NB : The GET(by rowkey) operation is achieved with good performances (approx 0.5s).
Context
- 38 millions rows / 1000 columns / single column family / 96Go with GZ compression.
- Cluster has 6 nodes (126Go RAM, 24 cores) with 5 region servers.
- Hortonworks Data Platform 2.2.0
Troubleshooting
Based on the HBase book (http://hbase.apache.org/book.html#performance), here is what I already checked :
1) Hardware
- IO(disk)
- NMon says disk are never busy more than 80%, and most frequently between 0 and 20%
- Top says HBase JVM's are not swapping (checked 2 of 5 RS)
- IO(network) : each node active interface stand on the same switch (all second passive interface are plugged on a different switch)
2) JVM
- GC pauses OK (few milliseconds pause every minute or so)
- Heap looks OK (not peaking too long near the limit)
- CPU is suprisingly LOW : never more than 10%
- Threads :
- Active threads (10 "RpServe.reader=N" + a few other) show no contention
- Lot of parked thread doing nothing (60 "DefaultRpcServer.handler=n", approx 15 other)
- Huge list of IPC Client without any thread status
3) Data
- was bulk loaded using Hive + completebulkload.
- Number of region :
- 13 regions meaning we have 2 to 3 large regions for each RS, which is what is expected.
- Scan performance remains unchanged after forcing a major compaction.
- Region size is rather homogeneous : 4,5Go (+/-0.5) for 11 regions, 2,5Go for 2 regions
4) HBase configuration
Most configuration remained unchanged.
- HBase env only indicates ports for JMX console
- HBase-site has few settings for Phoenix
Some of the params that looked OK to me
- hbase.hregion.memstore.block.multiplier
- hbase.hregion.memstore.flush.size : 134217728 bytes (134Go)

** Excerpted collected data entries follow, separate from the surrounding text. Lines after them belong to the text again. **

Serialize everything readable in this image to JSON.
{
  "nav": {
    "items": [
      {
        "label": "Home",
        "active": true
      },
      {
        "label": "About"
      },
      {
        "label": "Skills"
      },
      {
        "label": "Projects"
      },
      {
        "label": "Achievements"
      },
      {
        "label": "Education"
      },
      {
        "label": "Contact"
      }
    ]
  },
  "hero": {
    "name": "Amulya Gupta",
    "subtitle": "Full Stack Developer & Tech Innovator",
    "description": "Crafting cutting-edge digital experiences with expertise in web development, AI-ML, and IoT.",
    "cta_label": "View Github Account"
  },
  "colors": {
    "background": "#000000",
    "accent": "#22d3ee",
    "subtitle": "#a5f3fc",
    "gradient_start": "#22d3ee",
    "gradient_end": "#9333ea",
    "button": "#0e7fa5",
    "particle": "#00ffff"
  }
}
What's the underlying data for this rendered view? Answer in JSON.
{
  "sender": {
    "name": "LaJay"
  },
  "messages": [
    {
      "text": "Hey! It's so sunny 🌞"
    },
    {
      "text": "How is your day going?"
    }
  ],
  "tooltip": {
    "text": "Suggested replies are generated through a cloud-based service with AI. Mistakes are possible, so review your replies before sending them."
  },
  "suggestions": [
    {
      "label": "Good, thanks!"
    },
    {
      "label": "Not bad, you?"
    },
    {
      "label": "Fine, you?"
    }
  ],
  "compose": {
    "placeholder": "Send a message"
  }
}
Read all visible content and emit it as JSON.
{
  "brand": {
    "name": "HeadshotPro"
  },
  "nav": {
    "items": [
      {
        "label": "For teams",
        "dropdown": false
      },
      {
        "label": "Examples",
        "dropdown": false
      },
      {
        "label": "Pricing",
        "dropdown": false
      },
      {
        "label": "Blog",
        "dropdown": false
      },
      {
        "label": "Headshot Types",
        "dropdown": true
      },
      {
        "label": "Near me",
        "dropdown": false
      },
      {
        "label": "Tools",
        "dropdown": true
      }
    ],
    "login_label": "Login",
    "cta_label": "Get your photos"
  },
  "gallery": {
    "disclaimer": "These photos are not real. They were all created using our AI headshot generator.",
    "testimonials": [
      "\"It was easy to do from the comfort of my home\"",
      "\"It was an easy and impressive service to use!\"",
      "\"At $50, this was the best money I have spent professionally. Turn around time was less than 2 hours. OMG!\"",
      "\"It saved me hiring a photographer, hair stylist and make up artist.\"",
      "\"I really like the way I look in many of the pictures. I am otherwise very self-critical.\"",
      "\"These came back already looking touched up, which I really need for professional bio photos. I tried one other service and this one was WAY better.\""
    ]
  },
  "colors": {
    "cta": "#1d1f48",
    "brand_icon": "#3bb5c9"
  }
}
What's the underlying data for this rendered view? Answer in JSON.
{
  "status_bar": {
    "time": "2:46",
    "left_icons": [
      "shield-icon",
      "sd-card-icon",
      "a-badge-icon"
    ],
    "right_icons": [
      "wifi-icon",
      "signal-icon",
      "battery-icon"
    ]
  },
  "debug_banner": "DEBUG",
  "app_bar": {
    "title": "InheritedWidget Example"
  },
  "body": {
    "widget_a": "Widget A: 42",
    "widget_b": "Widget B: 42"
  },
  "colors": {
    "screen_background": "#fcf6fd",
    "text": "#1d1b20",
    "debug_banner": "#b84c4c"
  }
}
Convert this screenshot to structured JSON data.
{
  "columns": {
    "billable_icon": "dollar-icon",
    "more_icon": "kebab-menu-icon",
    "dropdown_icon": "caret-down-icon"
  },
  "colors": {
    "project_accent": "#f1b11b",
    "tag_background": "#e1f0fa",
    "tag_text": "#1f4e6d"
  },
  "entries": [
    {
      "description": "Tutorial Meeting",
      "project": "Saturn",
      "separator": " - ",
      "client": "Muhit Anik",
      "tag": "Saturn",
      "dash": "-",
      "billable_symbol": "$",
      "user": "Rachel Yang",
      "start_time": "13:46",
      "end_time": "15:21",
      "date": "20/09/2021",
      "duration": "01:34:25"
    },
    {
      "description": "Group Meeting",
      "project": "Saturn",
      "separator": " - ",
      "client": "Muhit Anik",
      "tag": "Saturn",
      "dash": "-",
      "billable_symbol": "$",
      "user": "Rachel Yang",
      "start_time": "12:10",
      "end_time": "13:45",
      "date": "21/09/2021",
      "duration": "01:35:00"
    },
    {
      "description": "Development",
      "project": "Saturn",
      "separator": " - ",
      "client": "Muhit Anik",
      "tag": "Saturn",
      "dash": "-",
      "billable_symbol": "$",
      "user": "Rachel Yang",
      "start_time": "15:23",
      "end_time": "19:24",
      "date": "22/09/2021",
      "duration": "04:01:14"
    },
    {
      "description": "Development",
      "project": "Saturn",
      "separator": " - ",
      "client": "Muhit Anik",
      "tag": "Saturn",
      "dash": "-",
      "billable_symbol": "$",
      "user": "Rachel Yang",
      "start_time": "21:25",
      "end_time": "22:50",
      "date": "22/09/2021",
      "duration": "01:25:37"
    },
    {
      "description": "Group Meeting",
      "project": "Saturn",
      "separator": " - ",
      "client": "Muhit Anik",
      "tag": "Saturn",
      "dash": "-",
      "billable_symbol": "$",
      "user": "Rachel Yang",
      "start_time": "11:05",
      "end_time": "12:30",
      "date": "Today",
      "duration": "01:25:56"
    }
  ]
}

- Xmn ratio of Xmx : .2 Xmn max value : 512 Mb Xms : 6144m
- hbase.regionserver.global.memstore.lowerLimit : 0.38
- hbase.hstore.compactionTreshold : 3
- hfile.block.cache.size : 0.4 (Block cache size AS % of heap)
- Maximum HStoreFile (hbase.hregion.max.filesize) : 10 go (10737418240)
- Client scanner cache : 100 rows zookeeper timeout : 30s
- Client max keyvalue size : 10mo
- hbase.regionserver.global.memstore.lowerLimit : 0.38
- hbase.regionserver.global.memstore.upperLimit : 0.40
- hstore blocking storefiles : 10
- hbase.hregion.memstore.mslab.enabled :
- enabled hbase.hregion.majorcompaction.jitter : 0.5
Tried following configuration changes without any impact on performance
- hbase-env.sh : tried to increase HBASE_HEAPSIZE=6144 (since it default at 1000)
- hbase-site.xml :
- hbase.ipc.server.callqueue.read.ratio : 0.9
- hbase.ipc.server.callqueue.scan.ratio : 0.9
5) Log say nothing usefull
cat hbase-hbase-master-cox.log | grep "2015-05-11.*ERROR"
cat hbase-hbase-regionserver-*.log | grep "2015-05-11.*ERROR"
print nothing
Printing WARNs shows non related errors
2015-05-11 17:11:10,544 WARN [B.DefaultRpcServer.handler=8,queue=2,port=60020] shortcircuit.ShortCircuitCache: ShortCircuitCache(0x2aca5fca): could not load 1074749724_BP-2077371184-184.10.17.65-1423758745093 due to InvalidToken exception.
2015-05-11 17:09:12,848 WARN [regionserver60020-smallCompactions-1430754386533] hbase.HBaseConfiguration: Config option "hbase.regionserver.lease.period" is deprecated. Instead, use "hbase.client.scanner.timeout.period"